100 parts by weight of this activated carbon and 35 parts by weight of a 50% by weight aqueous methylcellulose solution were uniformly mixed in a kneader, and a cylindrical pellet 10 with a diameter of 2.5 to 3 ml was produced using an extruder. Next, the pellet was dried using a vacuum soot dryer at a reduced pressure of 10 torr and a temperature of 120°.
By drying at
Granulated activated carbon of 100 m'/g was produced.

As a comparative example, granular activated carbon (manufactured by Takeda Pharmaceutical ■, trade name Shirasagi GX, particle size 3 to 5III1φ, specific surface area 800m"
7g, Comparative Example 1) and activated alumina particles (manufactured by Suiko Kagaku ■,
Comparative Example 2) having a particle size of 3 to 5 mInφ and a specific surface area of 400 m'/g was subjected to the test as it was without being granulated.

In addition, as fragrances, (1) anisole, (2) amyl salicylate, (3) eugenol, (4) citral, and (
5) Using droxycitronellal, sustained release materials were prepared by carrying these fragrances in saturated adsorption amounts on the above-mentioned activated carbon etc. by an impregnation method.

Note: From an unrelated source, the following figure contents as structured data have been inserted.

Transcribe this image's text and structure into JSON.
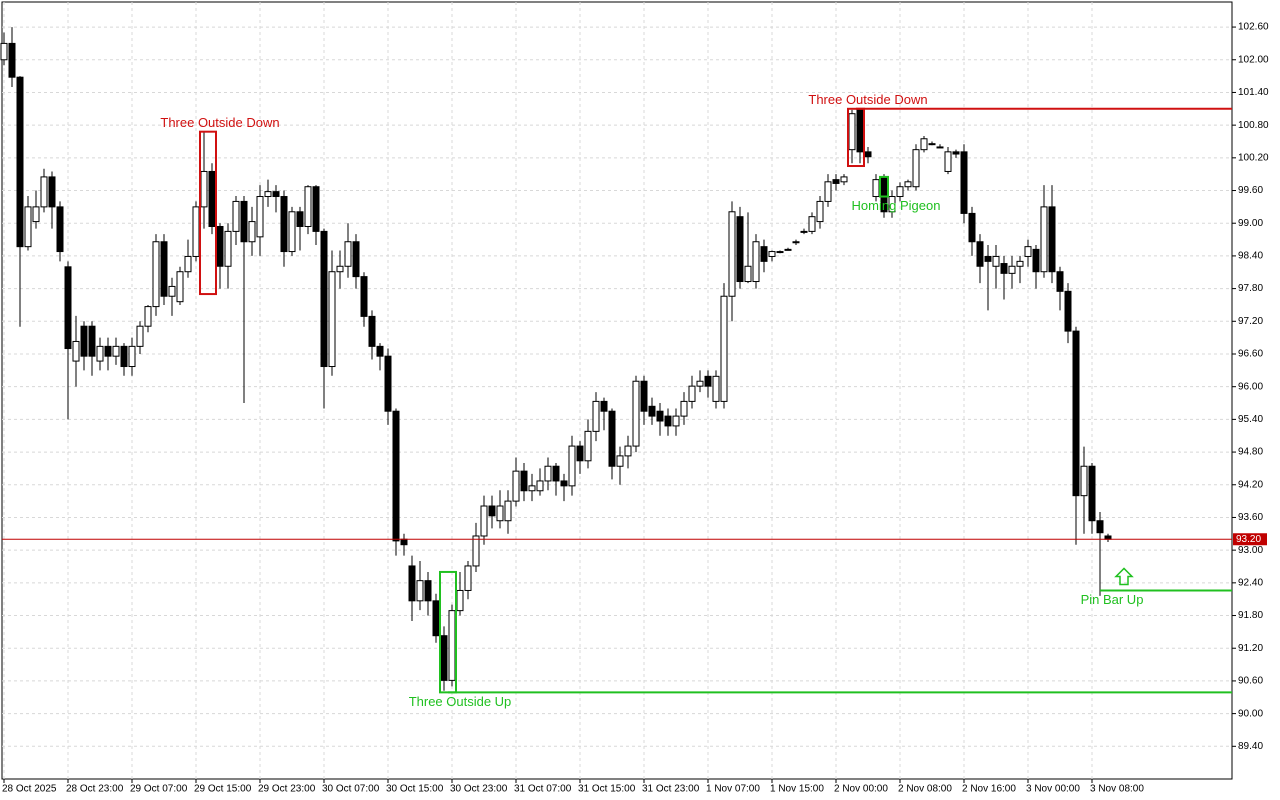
{
  "chart_data": {
    "type": "candlestick",
    "categories": [
      "28 Oct 2025",
      null,
      null,
      null,
      null,
      null,
      null,
      null,
      "28 Oct 23:00",
      null,
      null,
      null,
      null,
      null,
      null,
      null,
      "29 Oct 07:00",
      null,
      null,
      null,
      null,
      null,
      null,
      null,
      "29 Oct 15:00",
      null,
      null,
      null,
      null,
      null,
      null,
      null,
      "29 Oct 23:00",
      null,
      null,
      null,
      null,
      null,
      null,
      null,
      "30 Oct 07:00",
      null,
      null,
      null,
      null,
      null,
      null,
      null,
      "30 Oct 15:00",
      null,
      null,
      null,
      null,
      null,
      null,
      null,
      "30 Oct 23:00",
      null,
      null,
      null,
      null,
      null,
      null,
      null,
      "31 Oct 07:00",
      null,
      null,
      null,
      null,
      null,
      null,
      null,
      "31 Oct 15:00",
      null,
      null,
      null,
      null,
      null,
      null,
      null,
      "31 Oct 23:00",
      null,
      null,
      null,
      null,
      null,
      null,
      null,
      "1 Nov 07:00",
      null,
      null,
      null,
      null,
      null,
      null,
      null,
      "1 Nov 15:00",
      null,
      null,
      null,
      null,
      null,
      null,
      null,
      "2 Nov 00:00",
      null,
      null,
      null,
      null,
      null,
      null,
      null,
      "2 Nov 08:00",
      null,
      null,
      null,
      null,
      null,
      null,
      null,
      "2 Nov 16:00",
      null,
      null,
      null,
      null,
      null,
      null,
      null,
      "3 Nov 00:00",
      null,
      null,
      null,
      null,
      null,
      null,
      null,
      "3 Nov 08:00",
      null,
      null
    ],
    "open": [
      102.0,
      102.3,
      101.68,
      98.57,
      99.03,
      99.3,
      99.85,
      99.3,
      98.2,
      96.47,
      97.11,
      97.11,
      96.47,
      96.74,
      96.56,
      96.74,
      96.37,
      96.74,
      97.11,
      97.47,
      98.66,
      97.66,
      97.56,
      98.11,
      98.39,
      99.3,
      99.95,
      98.94,
      98.21,
      98.85,
      99.4,
      98.66,
      98.75,
      99.49,
      99.58,
      99.49,
      98.48,
      99.21,
      98.94,
      99.67,
      98.85,
      96.37,
      98.11,
      98.21,
      98.66,
      98.02,
      97.29,
      96.74,
      96.56,
      95.55,
      93.2,
      92.71,
      92.07,
      92.44,
      92.07,
      91.43,
      90.61,
      91.89,
      92.26,
      92.71,
      93.26,
      93.81,
      93.54,
      93.54,
      93.9,
      94.45,
      94.09,
      94.09,
      94.27,
      94.54,
      94.27,
      94.18,
      94.91,
      94.64,
      95.18,
      95.73,
      95.55,
      94.54,
      94.73,
      94.91,
      96.1,
      95.64,
      95.55,
      95.46,
      95.28,
      95.46,
      95.73,
      96.01,
      96.19,
      95.73,
      95.73,
      97.66,
      99.12,
      97.93,
      97.93,
      98.57,
      98.39,
      98.48,
      98.52,
      98.66,
      98.85,
      98.85,
      99.03,
      99.4,
      99.8,
      99.76,
      100.35,
      101.08,
      100.31,
      99.49,
      99.85,
      99.21,
      99.49,
      99.67,
      99.67,
      100.35,
      100.46,
      100.4,
      99.95,
      100.31,
      100.31,
      99.18,
      98.66,
      98.39,
      98.21,
      98.26,
      98.08,
      98.21,
      98.39,
      98.52,
      98.11,
      99.3,
      98.11,
      97.75,
      97.02,
      94.0,
      94.54,
      93.54,
      93.26
    ],
    "high": [
      102.5,
      102.6,
      101.7,
      99.5,
      99.6,
      100.0,
      99.95,
      99.4,
      98.3,
      97.3,
      97.2,
      97.2,
      96.9,
      96.9,
      96.9,
      96.8,
      96.9,
      97.2,
      97.5,
      98.8,
      98.8,
      98.0,
      98.2,
      98.7,
      99.4,
      100.68,
      100.1,
      99.0,
      99.0,
      99.5,
      99.5,
      99.3,
      99.7,
      99.8,
      99.7,
      99.6,
      99.3,
      99.3,
      99.7,
      99.7,
      98.9,
      98.5,
      98.5,
      99.0,
      98.8,
      98.1,
      97.4,
      96.8,
      96.7,
      95.6,
      93.3,
      92.9,
      92.8,
      92.6,
      92.2,
      91.6,
      92.0,
      92.6,
      92.8,
      93.5,
      94.0,
      94.0,
      94.1,
      94.1,
      94.7,
      94.6,
      94.4,
      94.5,
      94.7,
      94.6,
      94.4,
      95.1,
      95.0,
      95.4,
      95.9,
      95.8,
      95.6,
      94.9,
      95.1,
      96.2,
      96.2,
      95.8,
      95.7,
      95.6,
      95.6,
      95.9,
      96.2,
      96.3,
      96.3,
      96.3,
      97.9,
      99.4,
      99.3,
      99.2,
      98.8,
      98.7,
      98.5,
      98.5,
      98.55,
      98.7,
      98.9,
      99.2,
      99.5,
      99.9,
      99.9,
      99.9,
      101.08,
      101.1,
      100.4,
      99.9,
      99.9,
      99.6,
      99.75,
      99.8,
      100.45,
      100.6,
      100.5,
      100.45,
      100.4,
      100.35,
      100.45,
      99.3,
      98.8,
      98.6,
      98.6,
      98.4,
      98.4,
      98.4,
      98.7,
      98.6,
      99.7,
      99.7,
      98.2,
      97.9,
      97.1,
      94.9,
      94.6,
      93.7,
      93.3
    ],
    "low": [
      101.9,
      101.5,
      97.1,
      98.5,
      98.9,
      99.2,
      98.9,
      98.3,
      95.4,
      96.0,
      96.3,
      96.2,
      96.3,
      96.3,
      96.4,
      96.2,
      96.2,
      96.6,
      97.0,
      97.3,
      97.5,
      97.3,
      97.5,
      98.0,
      98.3,
      98.9,
      98.8,
      97.8,
      97.8,
      98.6,
      95.7,
      98.4,
      98.4,
      99.3,
      99.2,
      98.2,
      98.4,
      98.5,
      98.8,
      98.6,
      95.6,
      96.2,
      97.8,
      98.0,
      97.8,
      97.1,
      96.5,
      96.3,
      95.3,
      92.9,
      92.9,
      91.7,
      91.9,
      91.8,
      91.3,
      90.42,
      90.5,
      91.8,
      92.1,
      92.6,
      93.1,
      93.4,
      93.4,
      93.3,
      93.8,
      93.9,
      93.9,
      94.0,
      94.1,
      94.0,
      93.9,
      94.0,
      94.4,
      94.5,
      95.0,
      95.2,
      94.3,
      94.2,
      94.5,
      94.8,
      95.3,
      95.3,
      95.1,
      95.1,
      95.1,
      95.3,
      95.6,
      95.9,
      95.8,
      95.6,
      95.6,
      97.2,
      97.8,
      97.9,
      97.8,
      98.1,
      98.3,
      98.45,
      98.5,
      98.6,
      98.8,
      98.8,
      98.9,
      99.3,
      99.6,
      99.7,
      100.1,
      100.1,
      100.1,
      99.4,
      99.1,
      99.1,
      99.4,
      99.6,
      99.6,
      100.3,
      100.43,
      100.38,
      99.9,
      100.2,
      99.0,
      98.4,
      97.9,
      97.4,
      97.8,
      97.6,
      97.8,
      97.9,
      98.2,
      97.8,
      98.0,
      97.9,
      97.4,
      96.8,
      93.1,
      93.3,
      93.3,
      92.16,
      93.15
    ],
    "close": [
      102.3,
      101.68,
      98.57,
      99.3,
      99.3,
      99.85,
      99.3,
      98.48,
      96.7,
      96.83,
      96.56,
      96.56,
      96.74,
      96.56,
      96.74,
      96.37,
      96.74,
      97.11,
      97.47,
      98.66,
      97.66,
      97.84,
      98.11,
      98.39,
      99.3,
      99.95,
      98.94,
      98.21,
      98.85,
      99.4,
      98.66,
      99.03,
      99.49,
      99.58,
      99.49,
      98.48,
      99.21,
      98.94,
      99.67,
      98.85,
      96.37,
      98.11,
      98.21,
      98.66,
      98.02,
      97.29,
      96.74,
      96.56,
      95.55,
      93.17,
      93.1,
      92.07,
      92.44,
      92.07,
      91.43,
      90.61,
      91.89,
      92.26,
      92.71,
      93.26,
      93.81,
      93.63,
      93.81,
      93.9,
      94.45,
      94.09,
      94.18,
      94.27,
      94.54,
      94.27,
      94.18,
      94.91,
      94.64,
      95.18,
      95.73,
      95.55,
      94.54,
      94.73,
      94.91,
      96.1,
      95.55,
      95.46,
      95.37,
      95.28,
      95.46,
      95.73,
      96.01,
      96.1,
      96.01,
      96.19,
      97.66,
      99.21,
      97.93,
      98.21,
      98.66,
      98.3,
      98.48,
      98.48,
      98.52,
      98.66,
      98.85,
      99.12,
      99.4,
      99.76,
      99.73,
      99.85,
      101.01,
      100.31,
      100.22,
      99.8,
      99.21,
      99.49,
      99.67,
      99.76,
      100.35,
      100.55,
      100.46,
      100.4,
      100.31,
      100.27,
      99.18,
      98.66,
      98.21,
      98.3,
      98.39,
      98.08,
      98.21,
      98.3,
      98.57,
      98.11,
      99.3,
      98.11,
      97.75,
      97.02,
      94.0,
      94.54,
      93.54,
      93.32,
      93.2
    ],
    "ylim": [
      88.8,
      103.06
    ],
    "yticks": [
      {
        "value": 102.6,
        "label": "102.60"
      },
      {
        "value": 102.0,
        "label": "102.00"
      },
      {
        "value": 101.4,
        "label": "101.40"
      },
      {
        "value": 100.8,
        "label": "100.80"
      },
      {
        "value": 100.2,
        "label": "100.20"
      },
      {
        "value": 99.6,
        "label": "99.60"
      },
      {
        "value": 99.0,
        "label": "99.00"
      },
      {
        "value": 98.4,
        "label": "98.40"
      },
      {
        "value": 97.8,
        "label": "97.80"
      },
      {
        "value": 97.2,
        "label": "97.20"
      },
      {
        "value": 96.6,
        "label": "96.60"
      },
      {
        "value": 96.0,
        "label": "96.00"
      },
      {
        "value": 95.4,
        "label": "95.40"
      },
      {
        "value": 94.8,
        "label": "94.80"
      },
      {
        "value": 94.2,
        "label": "94.20"
      },
      {
        "value": 93.6,
        "label": "93.60"
      },
      {
        "value": 93.0,
        "label": "93.00"
      },
      {
        "value": 92.4,
        "label": "92.40"
      },
      {
        "value": 91.8,
        "label": "91.80"
      },
      {
        "value": 91.2,
        "label": "91.20"
      },
      {
        "value": 90.6,
        "label": "90.60"
      },
      {
        "value": 90.0,
        "label": "90.00"
      },
      {
        "value": 89.4,
        "label": "89.40"
      }
    ],
    "grid": true,
    "current_price": {
      "value": 93.2,
      "label": "93.20",
      "color": "#c00000"
    },
    "patterns": [
      {
        "label": "Three Outside Down",
        "color": "#d01010",
        "candles": [
          25,
          26
        ],
        "top": 100.68,
        "bottom": 97.7,
        "label_side": "above"
      },
      {
        "label": "Three Outside Up",
        "color": "#20c020",
        "candles": [
          55,
          56
        ],
        "top": 92.6,
        "bottom": 90.39,
        "level": 90.39,
        "label_side": "below"
      },
      {
        "label": "Three Outside Down",
        "color": "#d01010",
        "candles": [
          106,
          107
        ],
        "top": 101.1,
        "bottom": 100.05,
        "level": 101.1,
        "label_side": "above"
      },
      {
        "label": "Homing Pigeon",
        "color": "#20c020",
        "candles": [
          110,
          110
        ],
        "top": 99.85,
        "bottom": 99.49,
        "label_side": "below"
      },
      {
        "label": "Pin Bar Up",
        "color": "#20c020",
        "candles": [
          137,
          137
        ],
        "level": 92.26,
        "label_side": "below"
      }
    ]
  }
}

Then, each sustained-release material was left in a room with a temperature of 20°C and a humidity of 60% RH, and the residual fragrance after 3, 5, 10, and 30 days was extracted with methylene chloride, and the amount supported at the beginning of impregnation was The residual amount was measured by gas chromatography.

The obtained results are shown in FIGS. 1 to 5.

As is clear from these figures, Comparative Example 1 and Comparative Example 2
It was found that the sustained release material of Example 1 had extremely superior retention properties and released fragrance over a long period of time compared to the sustained release material of Example 1.

Example 2 and Comparative Examples 3 to 5 Activated carbon was produced using a manufacturing method similar to Example 1, only the amount of potassium hydroxide was changed, and specific surface area was 250 d/g, 750 m'/g, and 1550 m' as granulated activated carbon. /g, 2
Granulated activated carbon (Example 2) of 520 m'/g and 3500 m'/g were prepared.

In addition, as a comparative example, the granular activated carbon used in Comparative Example 1 (Comparative Example 3) and the granular activated carbon (manufactured by Takeda Pharmaceutical ■, product name Shirasagi G2
(', particle size 3-5 mmφ, specific surface area 1200 m'/g
, Comparative Example 4) and activated alumina ft used in Comparative Example 2
(Comparative Example 5) was used.

Then, the saturated amount of anisole supported on each sample was measured, and the results shown in FIG. 6 were obtained.

As is clear from Fig. 6, the molded body using the optically bound porous carbon microgranular activated carbon obtained by activating the Men Carbon Mic 17 beads has a higher adsorption capacity than granular activated carbon or activated alumina. It was found that it has a high capacity and can support a large amount of fragrance.

[Brief explanation of drawings]

Figures 1 to 5 are diagrams showing the relationship between the standing time and the remaining amount of incense 11 in Example 1, Comparative Example 1, and Comparative Example 2, respectively. FIG. 3 is a diagram showing the relationship between specific surface area and perfume retention.

Claims (1)

[Scope of Claims] 1. A sustained release material characterized in that a fragrance, fertilizer, or drug is supported on optically anisotropic porous carbon microgranular activated carbon or a molded article containing the microgranular activated carbon. 2. Claim 1, wherein the drug is at least one drug selected from the group consisting of fungicides, rust preventives, repellents, and agricultural chemicals.
Delayed release material as described. 3. The sustained release material according to claim 1, wherein the fine particulate activated carbon is activated mesocarbon microbeads.